Rather than being a study of the events of Genet’s life, Sartre’s 1952 text,  nearly universally acknowledged as a masterwork, has been reissued by the University of Minnesota Press. It is an examination of the existential forces that create the being that creates itself.

Sartre has a particular philosophical view of the world and the individual’s place in that world, and Genet becomes a kind of metaphor for that philosophical view. Branded as an outlaw as a child, Genet chooses to embrace the brand, to be the outlaw. “I decided to be what crime made of me,” he says.

Sartre’s analysis in much the pattern of his philosophical speculation points out the duality of being and doing inherent in Genet’s statement, the circularity of the relation between the two, and the impossibility of resolving its duality. “Like the mad needle of a compass, he [Genet] oscillates perpetually from act to gesture, from doing to being, from freedom to nature without ever stopping.”

The conception of Genet as saint and sinner finding the evil in beauty and the beauty in evil is on some level simply a logical extension of this ontological emphasis on duality.

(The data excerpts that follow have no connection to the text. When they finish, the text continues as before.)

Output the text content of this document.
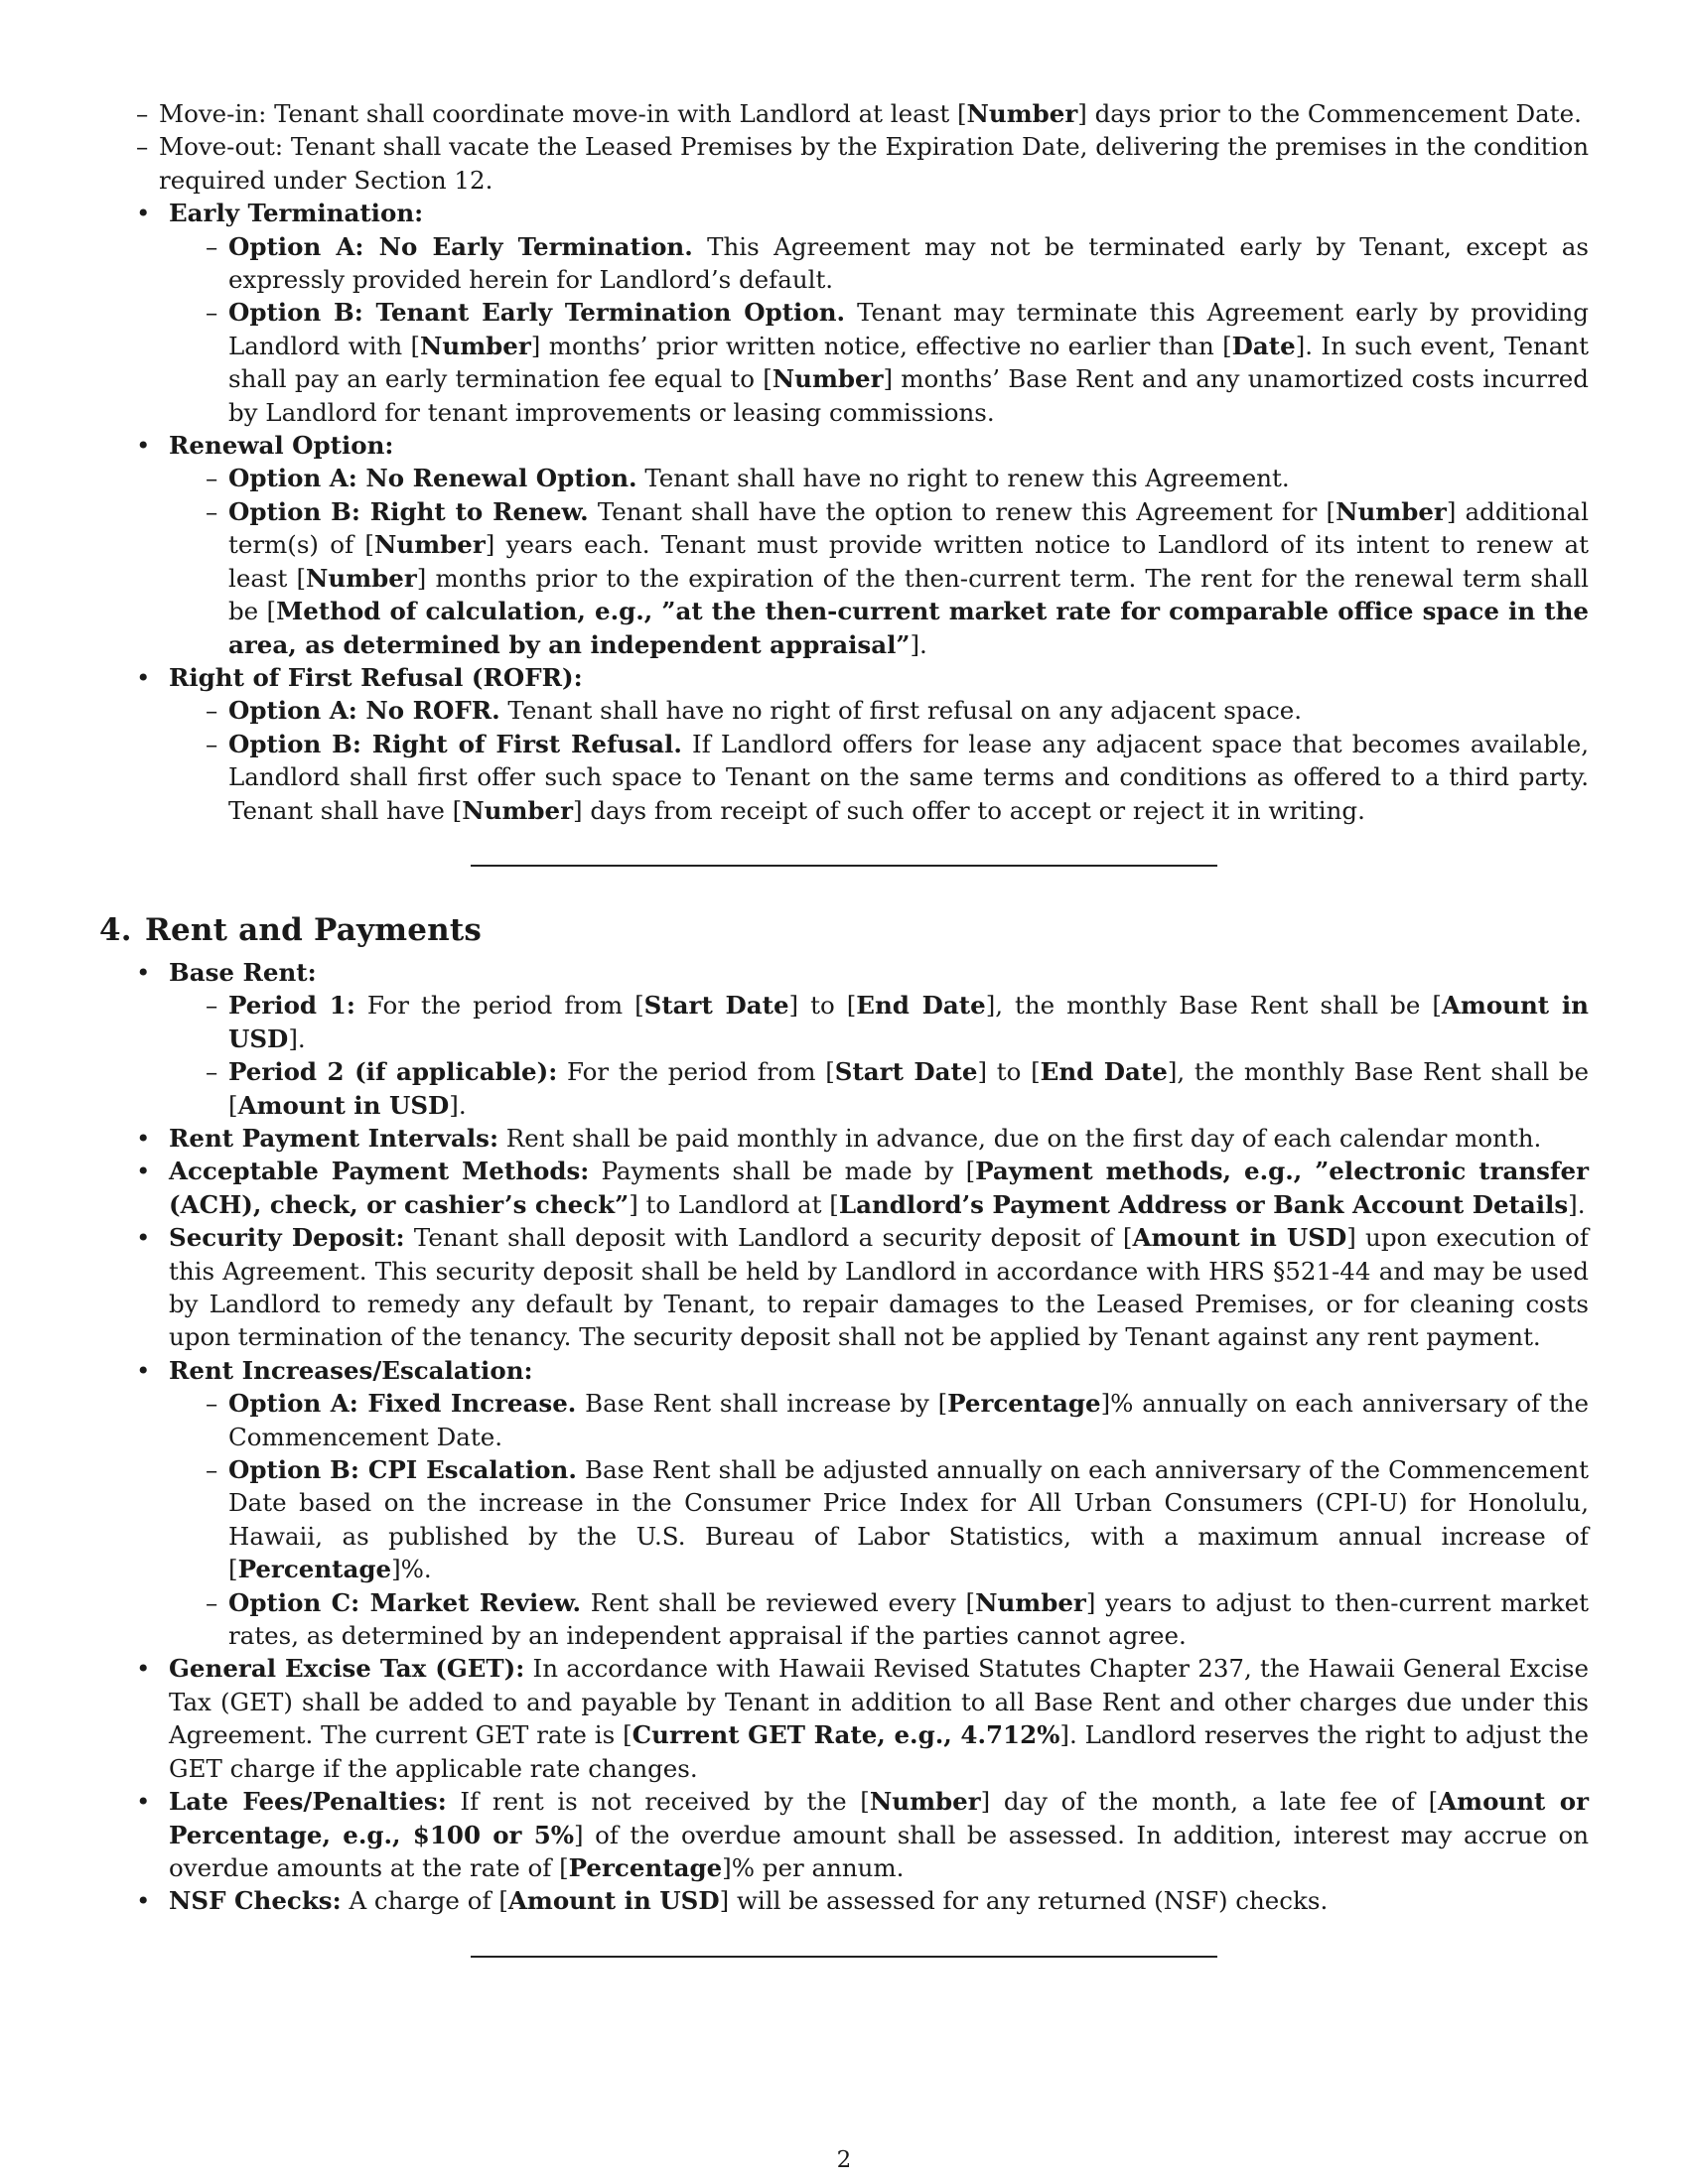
– Move-in: Tenant shall coordinate move-in with Landlord at least [Number] days prior to the Commencement Date.
– Move-out: Tenant shall vacate the Leased Premises by the Expiration Date, delivering the premises in the condition required under Section 12.
• Early Termination:
– Option A: No Early Termination. This Agreement may not be terminated early by Tenant, except as expressly provided herein for Landlord’s default.
– Option B: Tenant Early Termination Option. Tenant may terminate this Agreement early by providing Landlord with [Number] months’ prior written notice, effective no earlier than [Date]. In such event, Tenant shall pay an early termination fee equal to [Number] months’ Base Rent and any unamortized costs incurred by Landlord for tenant improvements or leasing commissions.
• Renewal Option:
– Option A: No Renewal Option. Tenant shall have no right to renew this Agreement.
– Option B: Right to Renew. Tenant shall have the option to renew this Agreement for [Number] additional term(s) of [Number] years each. Tenant must provide written notice to Landlord of its intent to renew at least [Number] months prior to the expiration of the then-current term. The rent for the renewal term shall be [Method of calculation, e.g., ”at the then-current market rate for comparable office space in the area, as determined by an independent appraisal”].
• Right of First Refusal (ROFR):
– Option A: No ROFR. Tenant shall have no right of first refusal on any adjacent space.
– Option B: Right of First Refusal. If Landlord offers for lease any adjacent space that becomes available, Landlord shall first offer such space to Tenant on the same terms and conditions as offered to a third party. Tenant shall have [Number] days from receipt of such offer to accept or reject it in writing.
4. Rent and Payments
• Base Rent:
– Period 1: For the period from [Start Date] to [End Date], the monthly Base Rent shall be [Amount in USD].
– Period 2 (if applicable): For the period from [Start Date] to [End Date], the monthly Base Rent shall be [Amount in USD].
• Rent Payment Intervals: Rent shall be paid monthly in advance, due on the first day of each calendar month.
• Acceptable Payment Methods: Payments shall be made by [Payment methods, e.g., ”electronic transfer (ACH), check, or cashier’s check”] to Landlord at [Landlord’s Payment Address or Bank Account Details].
• Security Deposit: Tenant shall deposit with Landlord a security deposit of [Amount in USD] upon execution of this Agreement. This security deposit shall be held by Landlord in accordance with HRS §521-44 and may be used by Landlord to remedy any default by Tenant, to repair damages to the Leased Premises, or for cleaning costs upon termination of the tenancy. The security deposit shall not be applied by Tenant against any rent payment.
• Rent Increases/Escalation:
– Option A: Fixed Increase. Base Rent shall increase by [Percentage]% annually on each anniversary of the Commencement Date.
– Option B: CPI Escalation. Base Rent shall be adjusted annually on each anniversary of the Commencement Date based on the increase in the Consumer Price Index for All Urban Consumers (CPI-U) for Honolulu, Hawaii, as published by the U.S. Bureau of Labor Statistics, with a maximum annual increase of [Percentage]%.
– Option C: Market Review. Rent shall be reviewed every [Number] years to adjust to then-current market rates, as determined by an independent appraisal if the parties cannot agree.
• General Excise Tax (GET): In accordance with Hawaii Revised Statutes Chapter 237, the Hawaii General Excise Tax (GET) shall be added to and payable by Tenant in addition to all Base Rent and other charges due under this Agreement. The current GET rate is [Current GET Rate, e.g., 4.712%]. Landlord reserves the right to adjust the GET charge if the applicable rate changes.
• Late Fees/Penalties: If rent is not received by the [Number] day of the month, a late fee of [Amount or Percentage, e.g., $100 or 5%] of the overdue amount shall be assessed. In addition, interest may accrue on overdue amounts at the rate of [Percentage]% per annum.
• NSF Checks: A charge of [Amount in USD] will be assessed for any returned (NSF) checks.
2
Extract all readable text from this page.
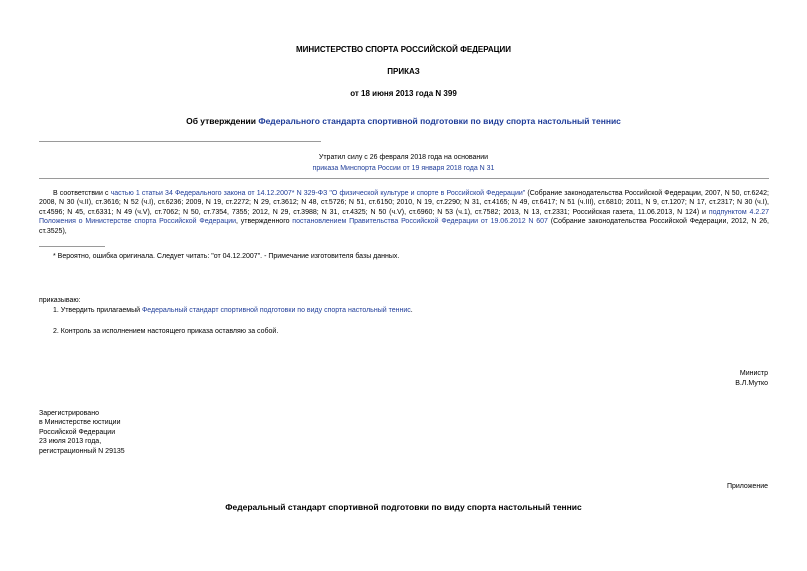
МИНИСТЕРСТВО СПОРТА РОССИЙСКОЙ ФЕДЕРАЦИИ
ПРИКАЗ
от 18 июня 2013 года N 399
Об утверждении Федерального стандарта спортивной подготовки по виду спорта настольный теннис
Утратил силу с 26 февраля 2018 года на основании
приказа Минспорта России от 19 января 2018 года N 31
В соответствии с частью 1 статьи 34 Федерального закона от 14.12.2007* N 329-ФЗ "О физической культуре и спорте в Российской Федерации" (Собрание законодательства Российской Федерации, 2007, N 50, ст.6242; 2008, N 30 (ч.II), ст.3616; N 52 (ч.I), ст.6236; 2009, N 19, ст.2272; N 29, ст.3612; N 48, ст.5726; N 51, ст.6150; 2010, N 19, ст.2290; N 31, ст.4165; N 49, ст.6417; N 51 (ч.III), ст.6810; 2011, N 9, ст.1207; N 17, ст.2317; N 30 (ч.I), ст.4596; N 45, ст.6331; N 49 (ч.V), ст.7062; N 50, ст.7354, 7355; 2012, N 29, ст.3988; N 31, ст.4325; N 50 (ч.V), ст.6960; N 53 (ч.1), ст.7582; 2013, N 13, ст.2331; Российская газета, 11.06.2013, N 124) и подпунктом 4.2.27 Положения о Министерстве спорта Российской Федерации, утвержденного постановлением Правительства Российской Федерации от 19.06.2012 N 607 (Собрание законодательства Российской Федерации, 2012, N 26, ст.3525),
* Вероятно, ошибка оригинала. Следует читать: "от 04.12.2007". - Примечание изготовителя базы данных.
приказываю:
1. Утвердить прилагаемый Федеральный стандарт спортивной подготовки по виду спорта настольный теннис.
2. Контроль за исполнением настоящего приказа оставляю за собой.
Министр
В.Л.Мутко
Зарегистрировано
в Министерстве юстиции
Российской Федерации
23 июля 2013 года,
регистрационный N 29135
Приложение
Федеральный стандарт спортивной подготовки по виду спорта настольный теннис
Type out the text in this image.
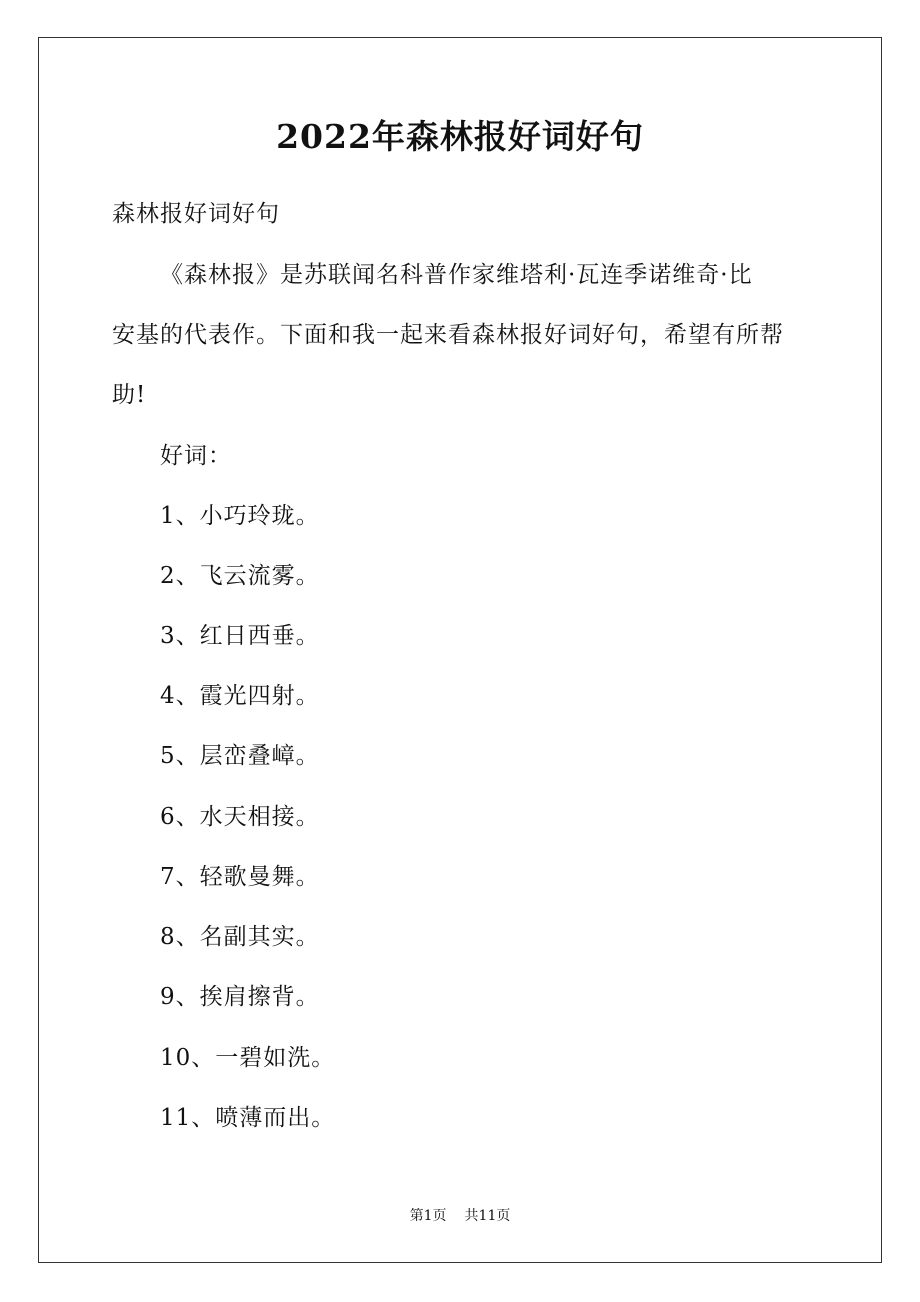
2022年森林报好词好句
森林报好词好句
《森林报》是苏联闻名科普作家维塔利·瓦连季诺维奇·比
安基的代表作。下面和我一起来看森林报好词好句，希望有所帮
助!
好词：
1、小巧玲珑。
2、飞云流雾。
3、红日西垂。
4、霞光四射。
5、层峦叠嶂。
6、水天相接。
7、轻歌曼舞。
8、名副其实。
9、挨肩擦背。
10、一碧如洗。
11、喷薄而出。
第1页 共11页
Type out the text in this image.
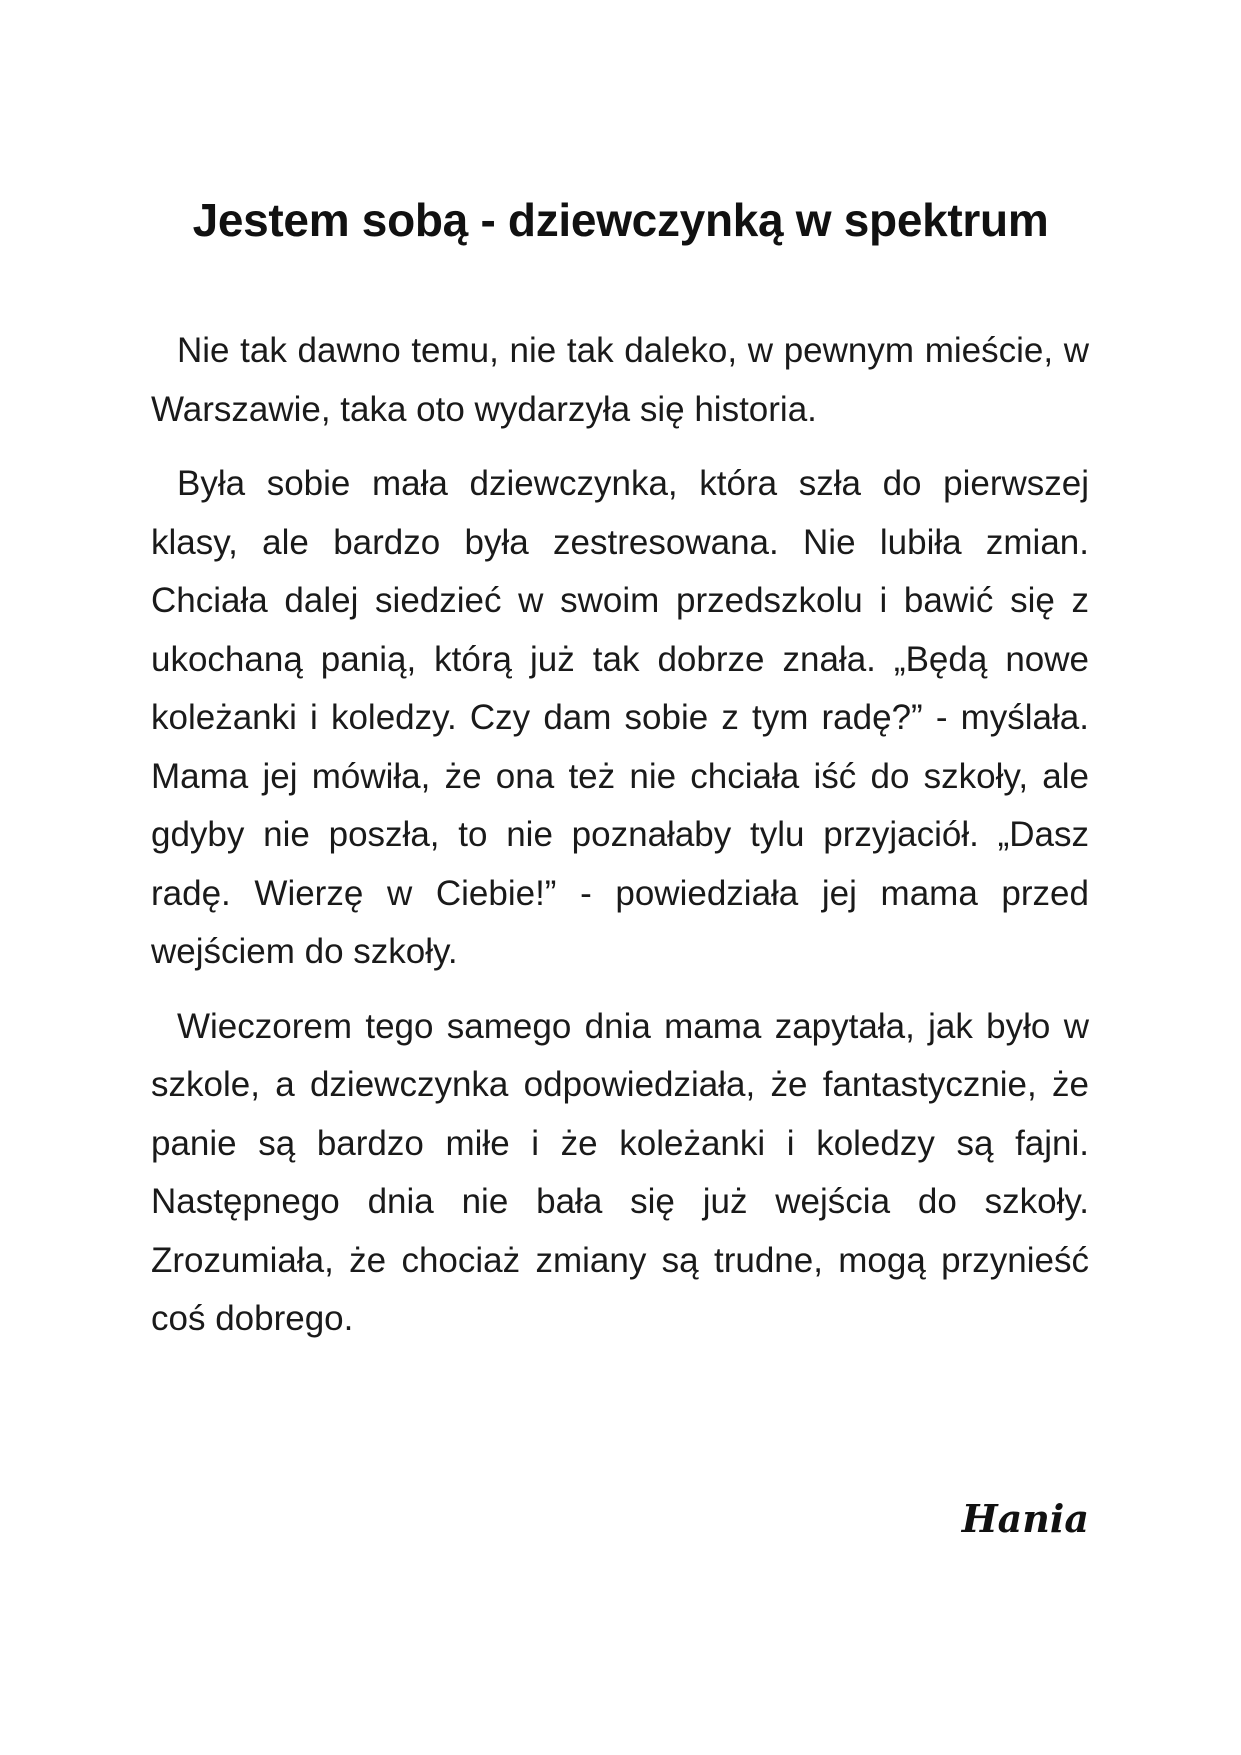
Jestem sobą - dziewczynką w spektrum

Nie tak dawno temu, nie tak daleko, w pewnym mieście, w Warszawie, taka oto wydarzyła się historia.

Była sobie mała dziewczynka, która szła do pierwszej klasy, ale bardzo była zestresowana. Nie lubiła zmian. Chciała dalej siedzieć w swoim przedszkolu i bawić się z ukochaną panią, którą już tak dobrze znała. „Będą nowe koleżanki i koledzy. Czy dam sobie z tym radę?” - myślała. Mama jej mówiła, że ona też nie chciała iść do szkoły, ale gdyby nie poszła, to nie poznałaby tylu przyjaciół. „Dasz radę. Wierzę w Ciebie!” - powiedziała jej mama przed wejściem do szkoły.

Wieczorem tego samego dnia mama zapytała, jak było w szkole, a dziewczynka odpowiedziała, że fantastycznie, że panie są bardzo miłe i że koleżanki i koledzy są fajni. Następnego dnia nie bała się już wejścia do szkoły. Zrozumiała, że chociaż zmiany są trudne, mogą przynieść coś dobrego.

Hania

Not only is this true of Genet’s life, but more importantly, it is true of his writing; although, as the translator points out, Sartre’s discussion of Genet’s work doesn’t include anything published after 1952. He engages in writing, but he is contemptuous of writing. What he has written is always his last book. He has said whatever he had to say. “The rest is beyond words. I must say no more,” Sartre quotes Genet from The Miracle of the Rose.

In many respects Sartre’s application of his philosophical system to the criticism of literature is the precursor of the variety of schools of literary theory that were to dominate academic criticism in the later part of the 20th century. It is quite easy to see a book like Saint Genet as is some sense the ancestral forbear of the critics like Derrida, de Man and the like. And like their critical tomes, Saint Genet is not a book for the casual reader.

Sartre’s analyses are always subtle, challenging and carefully reasoned, but to the extent that they are inevitably tied to his philosophical perspective, they may well leave the uninitiated reader at something of a loss. This is a book that requires a good deal from the reader.

Like perhaps all of the contemporary criticism that followed in its wake, it demands a knowledge of some rather complex philosophical systems. It demands the reader’s constant attention. It demands a commitment to close reading and analysis.

To the reader who is willing to make that commitment, the book will be its own reward. To the reader willing to make the commitment, not only are there remarkable insights into Genet and his work, but there is also the privilege of tagging along on a journey with one of the great minds of the last century.